Goldman launches US/China trade deal barometer

Via Goldman comes the market for anything:

Given the assumption that the observed datapoints are normally distributed, barometer readings can be seen as the market-implied probability for a “trade deal” if one believes the historical highs (Jan 19) or lows (Mar 18) over the past 18 months are in fact reasonable representations of those outcomes. Using this logic, the market is currently discounting around a 20% chance that a trade resolution could be reached by the two sides, versus close to 80% in late April. Once again, the barometer only focuses on the market-implied probability/expectation of a trade resolution, and the nature/feature of a “deal” is out of the scope of this analysis.

As the barometer appears fairly correlated with the aggregate index P/E, one can also deduce the expected market P/E under a “trade deal”/”no trade deal” scenario based on simple regression analysis. In a nutshell, the model shows thatMXCN should trade at around 11.5x forward P/E under Goldman’s China base-case growth (6.4% GDP), FX (USDCNY @ 6.95), and US monetary policy assumptions (US FCI ex Equity @100.2), but “trade”, as a standalone factor, could drive index PE to 13.5x and 10.5x in a “trade deal” and “no trade deal” situation, respectively. This is largely consistent with the suggested results from the barometer that the market is factoring in a fairly slim chance for a “trade deal” to materialize at the moment.

Overall, this exercise lends support to Goldman’s China Overweight call, which is predicated on China’s domestic policy flexibility (to counteract external challenges), stabilizing earnings momentum, inexpensive valuations with the trade concerns looking fairly priced (vs. our economists’ base case), and compelling investor positioning upside optionality in light of decade-low allocations in H shares and continued portfolio inflows to A shares due to index inclusions. That said, under a prolonged “no deal” scenario where we would expect the unfavorable trade impacts to percolate to other parts of the economy, we see potentially a 13% cut to corporate earnings growth by 2020 and as much as 20 % price return  downside from here, with PEs comparable to their troughs in Oct 2018.

More:

  • Chinese exporters to the US: While the US accounts for only 1% of total revenues for MSCI China index constituents, the US market is a significant export destination for select Chinese companies, predominately concentrated in Tech Hardware, Consumer Discretionary and Industrials.
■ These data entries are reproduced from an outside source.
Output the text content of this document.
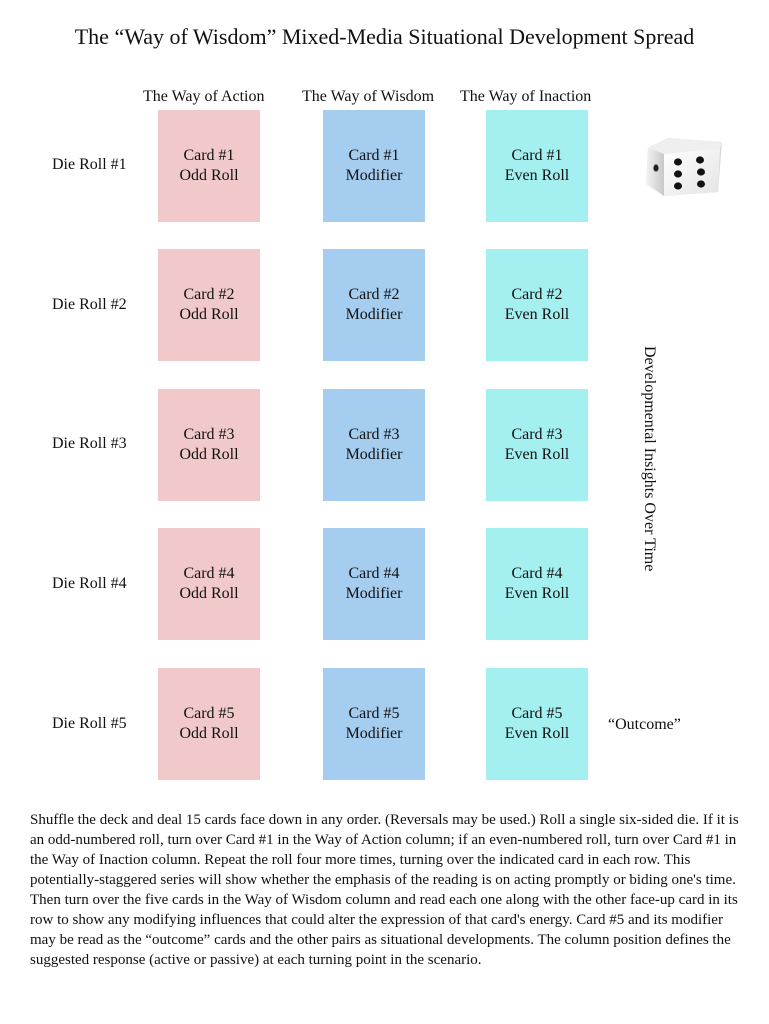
The “Way of Wisdom” Mixed-Media Situational Development Spread
The Way of Action The Way of Wisdom The Way of Inaction
Die Roll #1
Card #1
Odd Roll
Card #1
Modifier
Card #1
Even Roll
Die Roll #2
Card #2
Odd Roll
Card #2
Modifier
Card #2
Even Roll
Die Roll #3
Card #3
Odd Roll
Card #3
Modifier
Card #3
Even Roll
Die Roll #4
Card #4
Odd Roll
Card #4
Modifier
Card #4
Even Roll
Die Roll #5
Card #5
Odd Roll
Card #5
Modifier
Card #5
Even Roll
Developmental Insights Over Time
“Outcome”

Shuffle the deck and deal 15 cards face down in any order. (Reversals may be used.) Roll a single six-sided die. If it is an odd-numbered roll, turn over Card #1 in the Way of Action column; if an even-numbered roll, turn over Card #1 in the Way of Inaction column. Repeat the roll four more times, turning over the indicated card in each row. This potentially-staggered series will show whether the emphasis of the reading is on acting promptly or biding one's time. Then turn over the five cards in the Way of Wisdom column and read each one along with the other face-up card in its row to show any modifying influences that could alter the expression of that card's energy. Card #5 and its modifier may be read as the “outcome” cards and the other pairs as situational developments. The column position defines the suggested response (active or passive) at each turning point in the scenario.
As such, Goldman focuses on their relative price returns and valuation gaps versus the benchmark to better understand how the trade tensions have been discounted in the equity market.
  • US companies with high China revenue exposures: Similarly, US equities are largely domestic-oriented from a revenue contribution standpoint but China is an important source of end-demand for a number of US consumer and tech companies, with China representing 17% of the top-line for the top-40 US firms in the S&P500 with the highest Greater China exposures. The bank focuses on these companies’ relative returns and P/E disparity relative to S&P500 to isolate the “trade factor” in their pricing regime.
  • Asian suppliers to the US/China: The impacts and concerns of trade frictions have so far been most visible (and aggressively priced) in direct exporters in the US and China, but Asian companies along the tech and consumer goods supply chains outside of the two markets will likely see disruptions given how intertwined the global supply chain has become over time. As such, the bank adds the relative returns and valuation series for a list of Asian tech and consumer companies (ex. China) with high US sales linkages and significant production exposures from China to the sample universe.
  • Rmb depreciation winners vs losers: While many macro and policy factors could move the Rmb, its seems that “trade” has been one of the most influential components in the Rmb pricing equation over the past 18 months. Therefore, the bank refers to its Rmb depreciation winners and losers baskets (performance and PE gaps) to gauge the potential FX/trade impacts on equities.

The bottom line: while the market seems to have discounted a fairly bearish trade negotiation outlook in equity prices, individual investors may have different views towards the trade development. As such, for the purpose of trading the “trade risk” for investors who embrace strong and active views on this particular subject, Goldman screens for Chinese stocks (and MSCI China index constituents) that have exhibited strong positive (i.e. trade tension losers) and negative (i.e. trade tension winners) relationships with the bank’s trade barometer in Exhibits 14 and 15 –  their relative returns have tracked the barometer and the tariffs imposition time series well.

My own view is that prospects are still falling. With the Fed at Trump’s back he can now string markets along for ages. Each times they fall the Fed will cut and Trump talk up a deal, lifting his favourite economic index: stocks. The longer it takes the better now as each passing month sees China exit the global economy just that little more.

It’s all down to China buckling now and that does not seem likely, rather stupidly.